Franz Erhard Walther, 'Thirteen Action Shapes', 2015
13 work pieces, some meeting rooms, Level 3–9, Building A–F
Franz Erhard Walther designed his thirteen-part “Gesamtkunstwerk” for some Meeting rooms on the office levels of the Erste Campus. The parts that make up the whole here are rectangular shapes made of cotton fabrics and dyed according to the artist’s specifications in bold colours such as orange, burnt umber, burgundy, blue, and bright green. Much like in a cloakroom, these objects preserve “body shapes” made of the same material. They include arm and leg shapes, half-length coats, waistcoats, suits, and half-body sheathes. “Depending on how they are contemplated,” explains Walther, “these works can be viewed as sculptural pictures or pictorial sculptures, the action having to be imagined in either case.” Employees working at the Erste Campus can stand in front of, or even among, Walther’s works. They can take down the “body shapes” and “body sheathes” and use them like items of clothing. Walther thus declares the active participation of his viewers to be a constitutive aspect of his artistic work. “If the body shapes and body sheathes are removed and placed on a real body,” he explains, “the actors will be seen as parts of the work who, through their actions, extend the work into space.” But viewers can also stand in front of “the empty segments, where they function as a kind of intermediate form that adds definition to the pictorial and sculptural character of the works.” For the employees working at the Erste Campus, the possibility of interaction turns Walther’s “Thirteen Action Shapes” into an invitation to take time out from their everyday responsibilities and play a formative role in the ongoing creation of a work of art. Their capacity to reflect on their own actions is thus enhanced.
Franz Erhard Walther was born in 1939 and lives and works in Fulda. Since the early 1960s, Franz Erhard Walther has radically changed the definition of what sculpture can be, thereby becoming one of the most important and influential artists for subsequent generations. By involving his viewers in the creative process, he has developed a new relationship between space, body, sculpture, and action.

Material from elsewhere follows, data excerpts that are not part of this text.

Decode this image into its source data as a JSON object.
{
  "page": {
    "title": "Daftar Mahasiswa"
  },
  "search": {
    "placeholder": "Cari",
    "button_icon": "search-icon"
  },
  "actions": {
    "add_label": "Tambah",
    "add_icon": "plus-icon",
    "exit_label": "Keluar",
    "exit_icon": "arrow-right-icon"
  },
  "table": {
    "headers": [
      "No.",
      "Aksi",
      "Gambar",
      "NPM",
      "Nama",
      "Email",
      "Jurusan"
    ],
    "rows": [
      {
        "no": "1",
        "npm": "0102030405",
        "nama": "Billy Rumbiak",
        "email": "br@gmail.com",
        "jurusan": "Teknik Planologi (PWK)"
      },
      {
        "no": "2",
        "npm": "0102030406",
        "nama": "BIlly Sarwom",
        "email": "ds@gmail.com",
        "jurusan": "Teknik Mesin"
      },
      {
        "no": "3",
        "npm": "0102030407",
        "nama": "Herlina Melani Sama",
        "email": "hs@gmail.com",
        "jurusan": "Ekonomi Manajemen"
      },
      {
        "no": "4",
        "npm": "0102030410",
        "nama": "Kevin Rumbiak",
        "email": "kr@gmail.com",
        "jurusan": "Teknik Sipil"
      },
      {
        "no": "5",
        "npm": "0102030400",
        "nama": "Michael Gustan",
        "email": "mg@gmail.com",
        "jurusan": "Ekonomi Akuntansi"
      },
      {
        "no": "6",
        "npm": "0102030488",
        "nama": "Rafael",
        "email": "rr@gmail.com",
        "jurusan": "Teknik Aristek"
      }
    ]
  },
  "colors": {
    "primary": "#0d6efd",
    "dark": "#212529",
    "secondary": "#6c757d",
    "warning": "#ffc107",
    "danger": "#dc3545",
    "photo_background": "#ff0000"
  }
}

Walther’s works have been shown at numerous exhibitions and venues of renown including documenta 5, 7, and 8 in Kassel, the Museum of Contemporary Art in Los Angeles, the Vienna Secession, the Tate Modern in London, the Museum of Modern Art in New York, the Hamburger Kunsthalle, the Museum of Applied Arts in Vienna, the Museu d’Art Contemporani in Barcelona, ZKM Karlsruhe, Drawing Room in London, the Dia Art Foundation in New York, WIELS in Brussels, and the Museo Nacional Centro de Arte Reina Sofia in Madrid.